Bad loans were seen rising to 99.3 billion euros ($123 billion) over the period, up from an initial estimate for 81.6 billion, S&P said.
"It will come as no surprise that most of the (banks) loan losses are a result of their exposure to Spain's property sector given its sharp correction," the ratings agency said Monday.
Spain's banks, and particularly the 45 unlisted savings banks, invested heavily in the real estate sector during a decade-long boom and are now suffering the impact of the sector downturn.
Property prices have begun to stabilize after falling sharply from early 2008, though some estimates suggest banks have around 700,000 to 1 million properties still on their books.
Last week, the Bank of Spain said it was carrying out stress tests on all banks, savings banks and cooperatives and planned to publish the results on a bank-by-bank basis.
The savings banks are currently immersed in a whirlwind consolidation process aimed at recapitalizing weaker institutions and halving their numbers.

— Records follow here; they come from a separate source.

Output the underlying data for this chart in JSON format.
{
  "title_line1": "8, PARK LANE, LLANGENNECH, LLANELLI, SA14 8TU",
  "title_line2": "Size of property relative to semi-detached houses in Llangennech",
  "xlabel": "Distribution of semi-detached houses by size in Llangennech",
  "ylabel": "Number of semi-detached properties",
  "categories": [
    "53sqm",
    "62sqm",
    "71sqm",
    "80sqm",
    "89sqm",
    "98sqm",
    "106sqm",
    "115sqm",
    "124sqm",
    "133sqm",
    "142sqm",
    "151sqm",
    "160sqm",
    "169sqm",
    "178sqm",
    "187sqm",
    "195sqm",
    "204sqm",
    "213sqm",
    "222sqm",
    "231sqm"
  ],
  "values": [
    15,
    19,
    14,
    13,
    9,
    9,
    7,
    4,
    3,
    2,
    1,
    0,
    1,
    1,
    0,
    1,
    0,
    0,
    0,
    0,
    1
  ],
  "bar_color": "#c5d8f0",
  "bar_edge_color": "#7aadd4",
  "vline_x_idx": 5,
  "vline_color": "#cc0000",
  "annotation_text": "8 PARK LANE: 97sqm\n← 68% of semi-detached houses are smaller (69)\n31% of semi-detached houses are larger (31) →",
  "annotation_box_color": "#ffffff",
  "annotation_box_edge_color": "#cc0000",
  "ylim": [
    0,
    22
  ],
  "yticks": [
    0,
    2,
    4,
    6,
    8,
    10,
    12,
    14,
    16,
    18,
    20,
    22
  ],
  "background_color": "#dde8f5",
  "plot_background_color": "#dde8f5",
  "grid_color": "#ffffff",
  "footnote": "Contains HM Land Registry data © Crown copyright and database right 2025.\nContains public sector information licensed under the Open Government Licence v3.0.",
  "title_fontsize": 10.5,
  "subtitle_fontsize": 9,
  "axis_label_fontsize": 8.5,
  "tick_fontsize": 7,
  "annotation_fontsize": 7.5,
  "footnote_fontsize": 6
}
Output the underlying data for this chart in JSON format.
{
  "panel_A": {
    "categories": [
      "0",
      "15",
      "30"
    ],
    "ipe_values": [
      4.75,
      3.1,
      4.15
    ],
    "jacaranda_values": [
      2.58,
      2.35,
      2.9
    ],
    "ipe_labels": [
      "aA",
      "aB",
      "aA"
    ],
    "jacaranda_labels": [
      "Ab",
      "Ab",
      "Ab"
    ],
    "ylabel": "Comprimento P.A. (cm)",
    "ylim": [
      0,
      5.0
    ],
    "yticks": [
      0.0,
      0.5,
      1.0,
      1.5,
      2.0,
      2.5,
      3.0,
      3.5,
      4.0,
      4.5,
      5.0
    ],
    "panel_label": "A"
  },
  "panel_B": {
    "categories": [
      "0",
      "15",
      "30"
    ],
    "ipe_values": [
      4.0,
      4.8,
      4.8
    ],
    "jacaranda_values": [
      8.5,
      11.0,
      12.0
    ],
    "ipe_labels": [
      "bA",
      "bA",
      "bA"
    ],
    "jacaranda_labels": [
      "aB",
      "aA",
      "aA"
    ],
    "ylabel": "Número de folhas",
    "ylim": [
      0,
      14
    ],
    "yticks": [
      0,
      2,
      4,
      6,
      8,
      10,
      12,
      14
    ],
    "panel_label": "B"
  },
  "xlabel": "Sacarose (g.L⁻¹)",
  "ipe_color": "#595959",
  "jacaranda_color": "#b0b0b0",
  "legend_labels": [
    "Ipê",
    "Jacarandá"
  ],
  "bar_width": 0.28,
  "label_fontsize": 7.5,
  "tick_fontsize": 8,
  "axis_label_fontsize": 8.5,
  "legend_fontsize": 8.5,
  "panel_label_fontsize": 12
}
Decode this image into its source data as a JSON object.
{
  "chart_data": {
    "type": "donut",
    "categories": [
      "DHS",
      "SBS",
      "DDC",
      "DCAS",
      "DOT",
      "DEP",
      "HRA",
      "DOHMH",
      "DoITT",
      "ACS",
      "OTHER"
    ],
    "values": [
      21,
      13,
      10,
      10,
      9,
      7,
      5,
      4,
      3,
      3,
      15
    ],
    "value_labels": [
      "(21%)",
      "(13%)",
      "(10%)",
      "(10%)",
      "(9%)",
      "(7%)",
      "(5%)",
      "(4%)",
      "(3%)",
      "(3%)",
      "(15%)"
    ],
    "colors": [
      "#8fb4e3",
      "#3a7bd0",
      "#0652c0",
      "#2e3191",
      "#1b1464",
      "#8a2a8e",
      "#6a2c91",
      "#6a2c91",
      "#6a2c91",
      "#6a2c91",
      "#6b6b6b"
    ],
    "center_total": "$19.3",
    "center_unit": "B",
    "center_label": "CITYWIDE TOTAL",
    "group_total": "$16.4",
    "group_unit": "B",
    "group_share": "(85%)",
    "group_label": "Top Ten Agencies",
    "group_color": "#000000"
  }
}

The government has set up a fund to finance the sector restructuring which expires end-June.
As a result of the upward revision of estimates for loan losses and its view that there will be a tougher medium-term economic environment, S&P said it took ratings actions on seven Spanish banks whose business is mostly concentrated in Spain.
"Most of the outlooks are negative, reflecting the possibility that loan and operating performance may worsen more than we currently expect in a tough economic environment," S&P said.
The banks reviewed include the country's top two savings banks La Caixa and Caja Madrid, both involved in merger processes, and Basque savings bank Kutxa.
Listed retail bank Popular saw its negative outlook affirmed.